It looks to my casual research like the Union Pacific Overland Route and a Central Pacific Route were some of the earliest.
I'm primarily wondering: were these railroad construction projects meticulously planned? Did the railroad companies (presumably without any revenue as of yet) send out surveyors and engineers to plan the routes? I've had a longstanding impression that they used dynamite to blast through terrain that was in the way; is that so, and if so, were those blasts preplanned before construction began?
The railroads you mention were the ones who constructed the Transcontinental Railroad, opened 1869, decades after railroads came to the US.

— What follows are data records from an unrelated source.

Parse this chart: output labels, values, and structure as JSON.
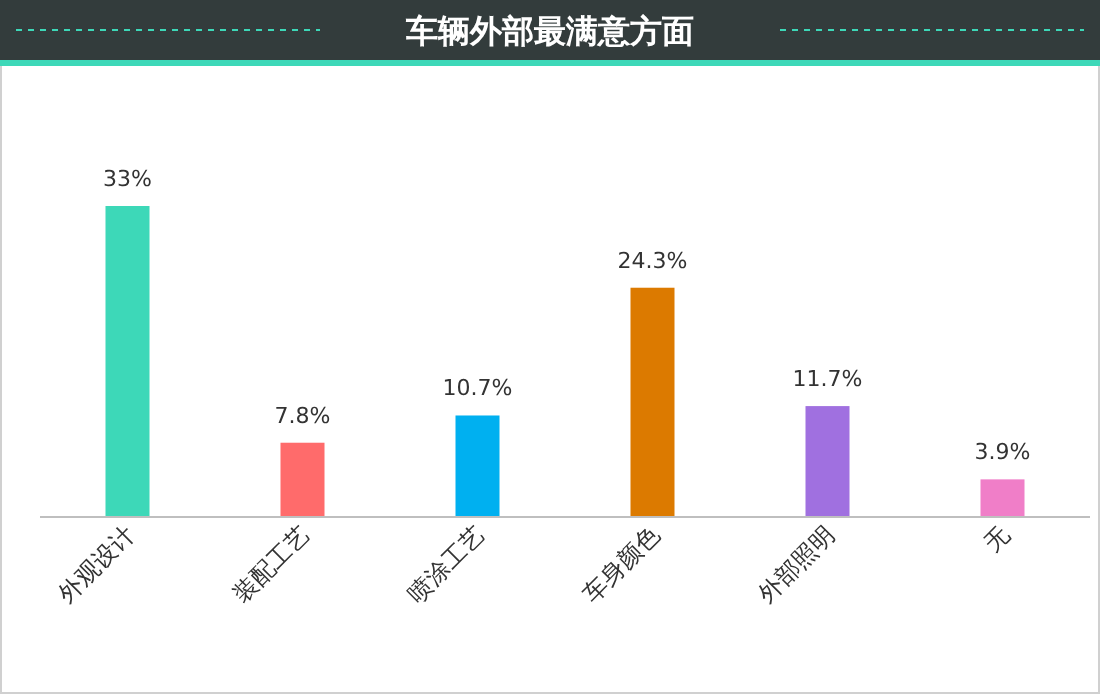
{
  "chart_data": {
    "type": "bar",
    "title": "车辆外部最满意方面",
    "categories": [
      "外观设计",
      "装配工艺",
      "喷涂工艺",
      "车身颜色",
      "外部照明",
      "无"
    ],
    "values": [
      33,
      7.8,
      10.7,
      24.3,
      11.7,
      3.9
    ],
    "colors": [
      "#3dd8b8",
      "#ff6b6b",
      "#00b0f0",
      "#dc7a00",
      "#a070e0",
      "#f07ec8"
    ],
    "value_labels": [
      "33%",
      "7.8%",
      "10.7%",
      "24.3%",
      "11.7%",
      "3.9%"
    ]
  }
}
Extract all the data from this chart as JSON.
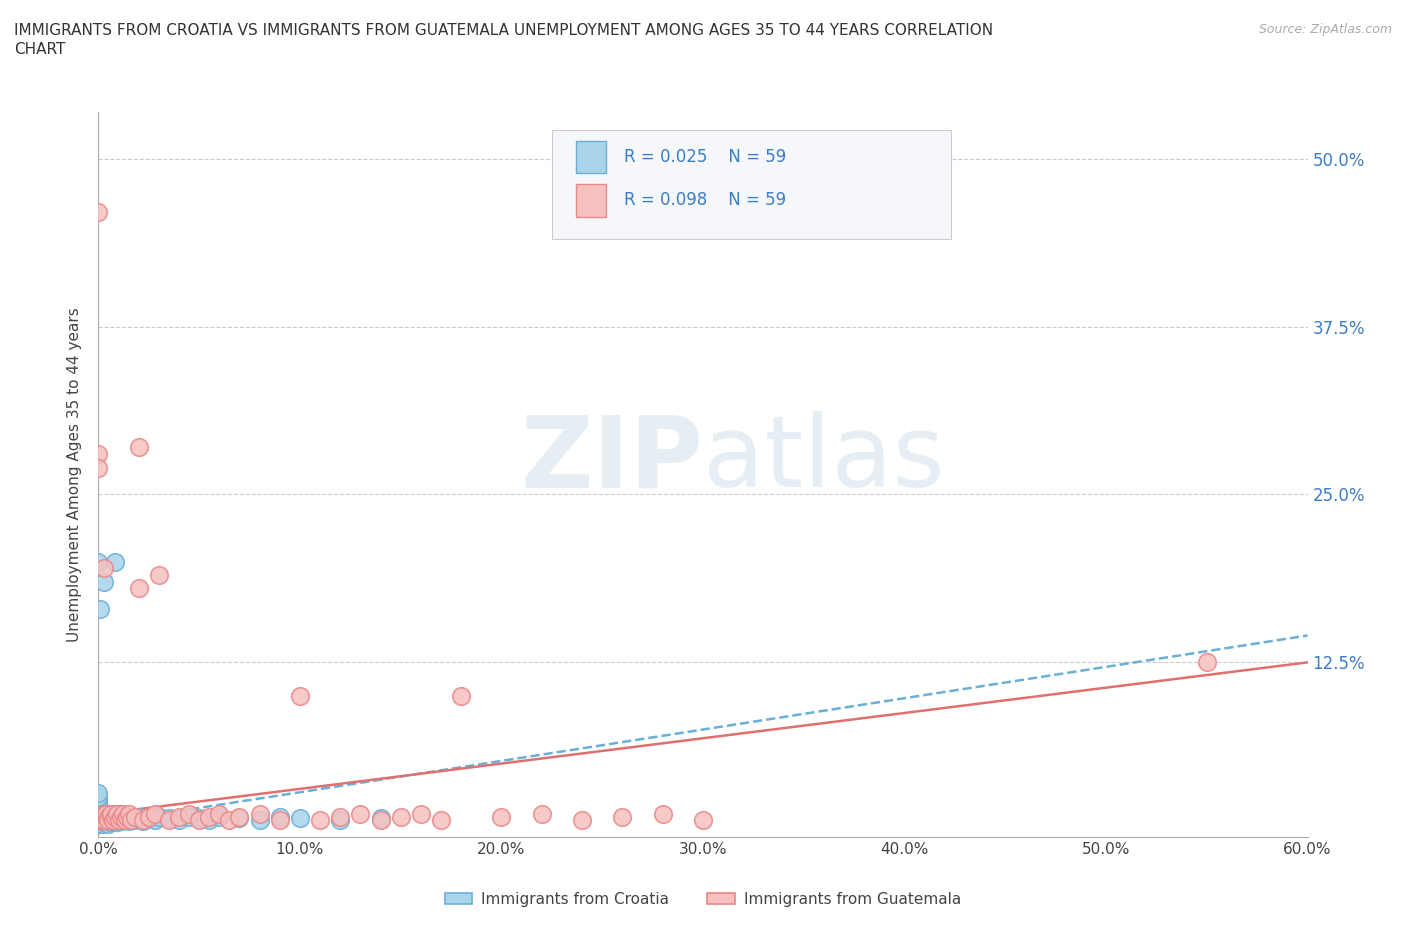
{
  "title_line1": "IMMIGRANTS FROM CROATIA VS IMMIGRANTS FROM GUATEMALA UNEMPLOYMENT AMONG AGES 35 TO 44 YEARS CORRELATION",
  "title_line2": "CHART",
  "source": "Source: ZipAtlas.com",
  "ylabel": "Unemployment Among Ages 35 to 44 years",
  "xlim": [
    0.0,
    0.6
  ],
  "ylim": [
    -0.005,
    0.535
  ],
  "xtick_positions": [
    0.0,
    0.1,
    0.2,
    0.3,
    0.4,
    0.5,
    0.6
  ],
  "xticklabels": [
    "0.0%",
    "10.0%",
    "20.0%",
    "30.0%",
    "40.0%",
    "50.0%",
    "60.0%"
  ],
  "ytick_positions": [
    0.125,
    0.25,
    0.375,
    0.5
  ],
  "ytick_labels": [
    "12.5%",
    "25.0%",
    "37.5%",
    "50.0%"
  ],
  "croatia_color": "#aad4ea",
  "croatia_edge": "#6aafd6",
  "guatemala_color": "#f7c0c0",
  "guatemala_edge": "#e88888",
  "trend_croatia_color": "#6aafd6",
  "trend_guatemala_color": "#e07070",
  "croatia_R": 0.025,
  "croatia_N": 59,
  "guatemala_R": 0.098,
  "guatemala_N": 59,
  "watermark_text": "ZIPatlas",
  "legend_croatia_label": "Immigrants from Croatia",
  "legend_guatemala_label": "Immigrants from Guatemala",
  "croatia_x": [
    0.0,
    0.0,
    0.0,
    0.0,
    0.0,
    0.0,
    0.0,
    0.0,
    0.0,
    0.0,
    0.001,
    0.001,
    0.001,
    0.002,
    0.002,
    0.002,
    0.003,
    0.003,
    0.004,
    0.004,
    0.005,
    0.005,
    0.005,
    0.006,
    0.006,
    0.007,
    0.007,
    0.008,
    0.009,
    0.01,
    0.01,
    0.011,
    0.012,
    0.013,
    0.014,
    0.015,
    0.016,
    0.018,
    0.02,
    0.022,
    0.025,
    0.028,
    0.03,
    0.035,
    0.04,
    0.045,
    0.05,
    0.055,
    0.06,
    0.07,
    0.08,
    0.09,
    0.1,
    0.12,
    0.14,
    0.008,
    0.003,
    0.001,
    0.0
  ],
  "croatia_y": [
    0.005,
    0.008,
    0.01,
    0.012,
    0.015,
    0.018,
    0.02,
    0.022,
    0.025,
    0.028,
    0.005,
    0.007,
    0.01,
    0.005,
    0.008,
    0.012,
    0.006,
    0.01,
    0.007,
    0.012,
    0.005,
    0.008,
    0.012,
    0.006,
    0.01,
    0.007,
    0.012,
    0.008,
    0.006,
    0.008,
    0.012,
    0.007,
    0.009,
    0.008,
    0.01,
    0.007,
    0.009,
    0.008,
    0.01,
    0.007,
    0.009,
    0.008,
    0.01,
    0.009,
    0.008,
    0.01,
    0.009,
    0.008,
    0.01,
    0.009,
    0.008,
    0.01,
    0.009,
    0.008,
    0.009,
    0.2,
    0.185,
    0.165,
    0.2
  ],
  "guatemala_x": [
    0.02,
    0.0,
    0.0,
    0.0,
    0.001,
    0.001,
    0.002,
    0.002,
    0.003,
    0.003,
    0.004,
    0.004,
    0.005,
    0.005,
    0.006,
    0.006,
    0.007,
    0.008,
    0.009,
    0.01,
    0.011,
    0.012,
    0.013,
    0.014,
    0.015,
    0.016,
    0.018,
    0.02,
    0.022,
    0.025,
    0.028,
    0.03,
    0.035,
    0.04,
    0.045,
    0.05,
    0.055,
    0.06,
    0.065,
    0.07,
    0.08,
    0.09,
    0.1,
    0.11,
    0.12,
    0.13,
    0.14,
    0.15,
    0.16,
    0.17,
    0.18,
    0.2,
    0.22,
    0.24,
    0.26,
    0.28,
    0.3,
    0.55,
    0.003
  ],
  "guatemala_y": [
    0.18,
    0.46,
    0.28,
    0.27,
    0.01,
    0.008,
    0.01,
    0.008,
    0.012,
    0.008,
    0.01,
    0.012,
    0.01,
    0.008,
    0.01,
    0.012,
    0.008,
    0.01,
    0.012,
    0.008,
    0.01,
    0.012,
    0.008,
    0.01,
    0.012,
    0.008,
    0.01,
    0.285,
    0.008,
    0.01,
    0.012,
    0.19,
    0.008,
    0.01,
    0.012,
    0.008,
    0.01,
    0.012,
    0.008,
    0.01,
    0.012,
    0.008,
    0.1,
    0.008,
    0.01,
    0.012,
    0.008,
    0.01,
    0.012,
    0.008,
    0.1,
    0.01,
    0.012,
    0.008,
    0.01,
    0.012,
    0.008,
    0.125,
    0.195
  ],
  "croatia_trend_x0": 0.0,
  "croatia_trend_y0": 0.005,
  "croatia_trend_x1": 0.6,
  "croatia_trend_y1": 0.145,
  "guatemala_trend_x0": 0.0,
  "guatemala_trend_y0": 0.012,
  "guatemala_trend_x1": 0.6,
  "guatemala_trend_y1": 0.125
}
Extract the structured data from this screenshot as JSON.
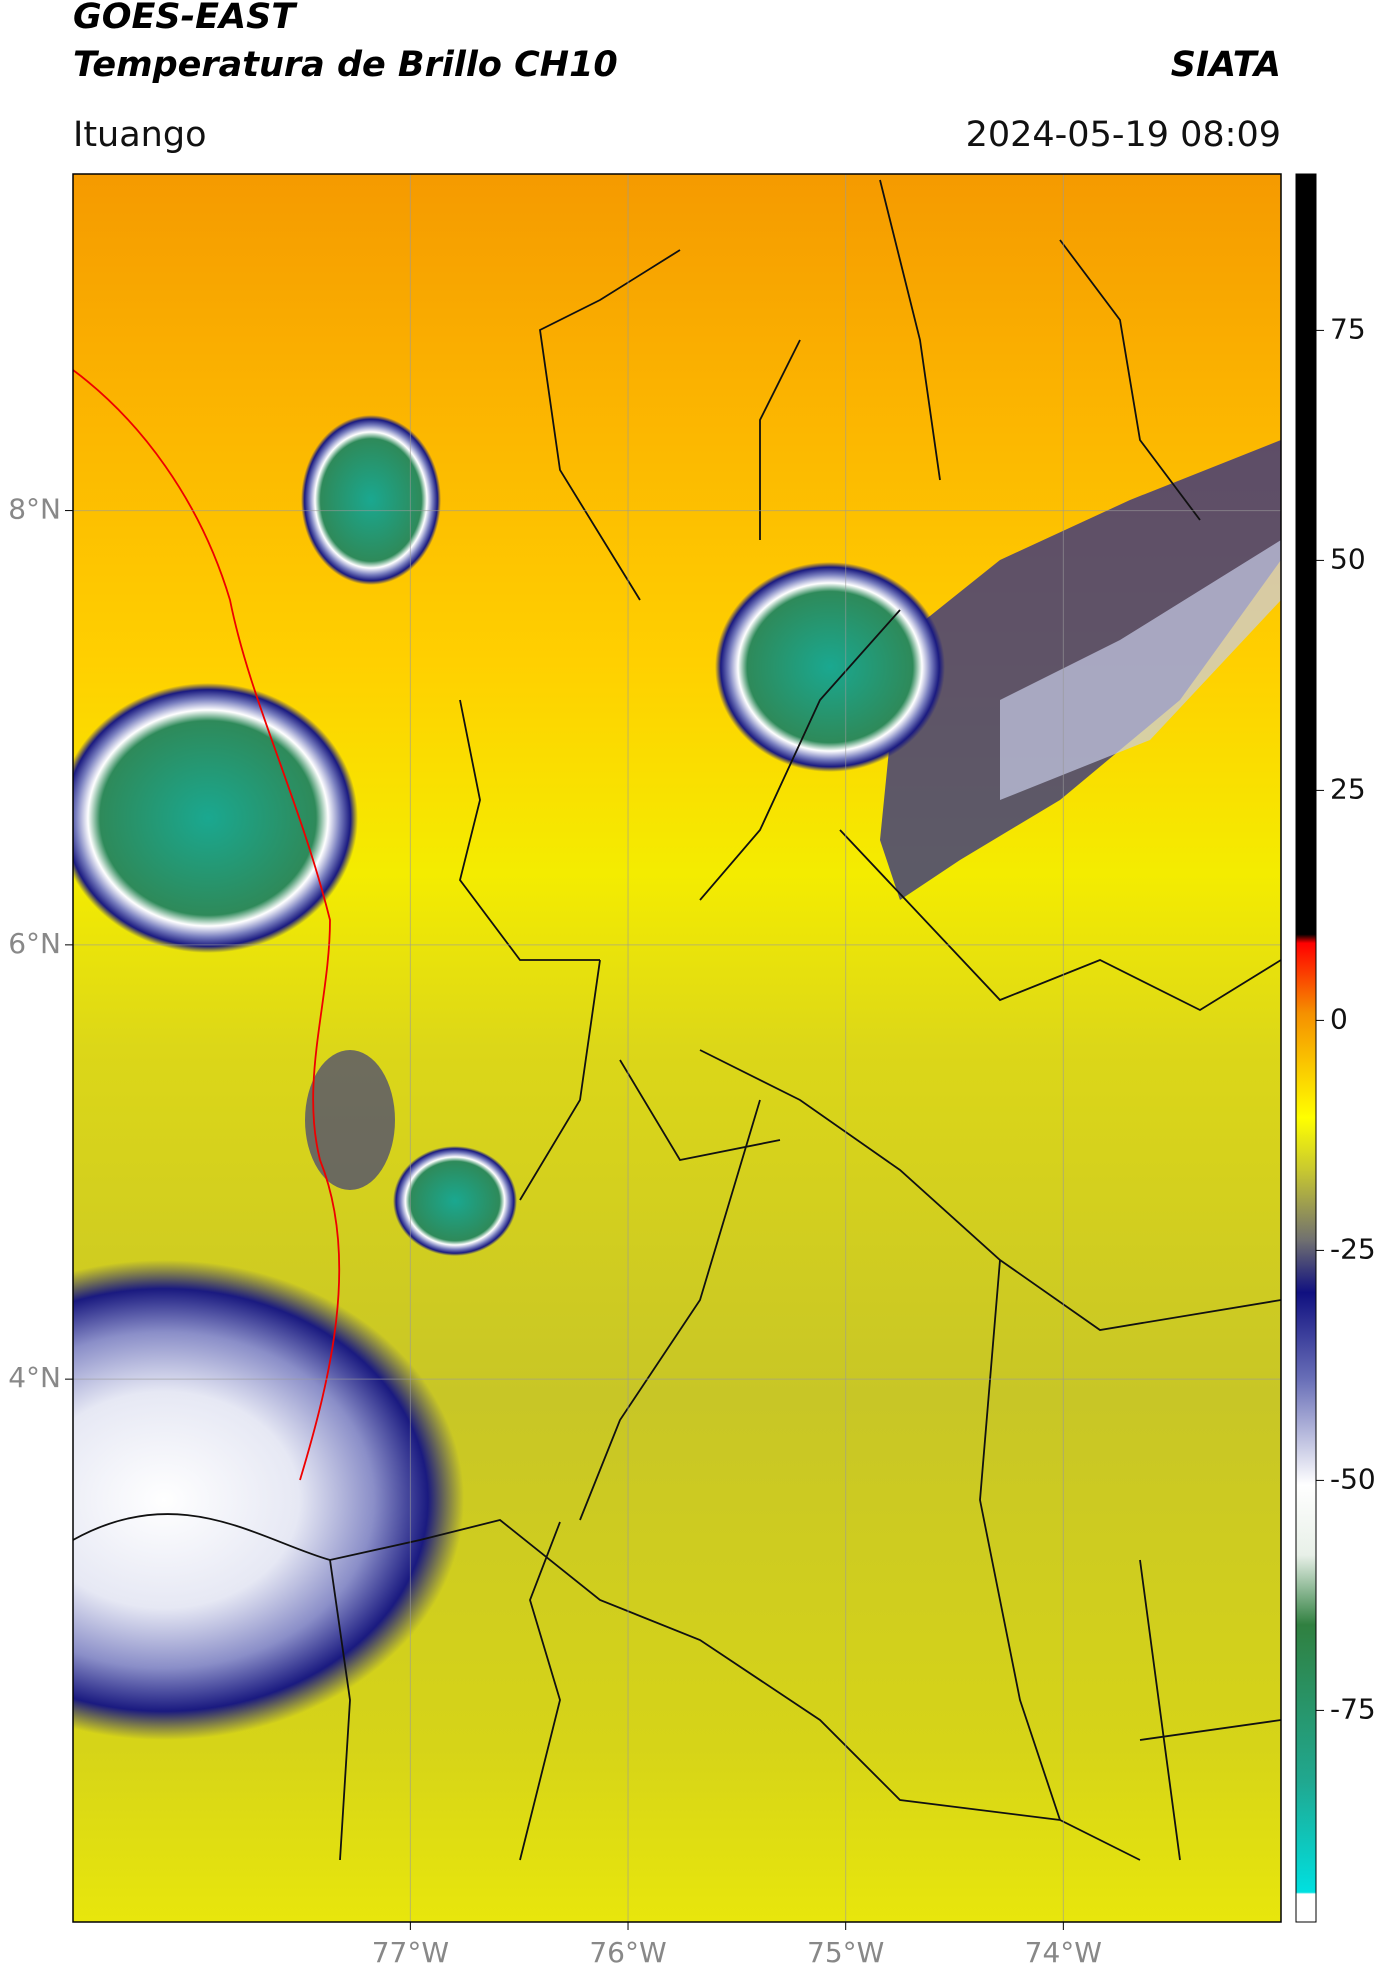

Railroads were initially built as ways to get goods to market, either collecting produce from a productive agricultural region for shipment from an ocean or river port, or shortcutting a longer water or wagon road route. Carriage of manufactured goods the other way, and passengers, were important but secondary parts of the calculus. Later, linking together territories for political reasons became an important rationale.
19th century railroad projects couldn't be as meticulously planned as they can today. The first step was determining a general route, constrained by terrain, available mountain passes, water sources, and to some extent, political considerations. The US Army conducted the Pacific Railroad Surveys in the 1850s, and Congress in 1862 chose a general route. The railroad companies then employed surveyors to determine specific routings to conquer steep grades, avoid long lines of fill, and bridge rivers and creeks economically. A talented surveyor able to envision the various tradeoffs of different lines of road could save the railroad millions of dollars and months of work. Once the line of road had been determined, the on-the-ground work of filling, blasting, and grading was supervised by others working on short stretches. There was no set of complete construction drawings as we would have today.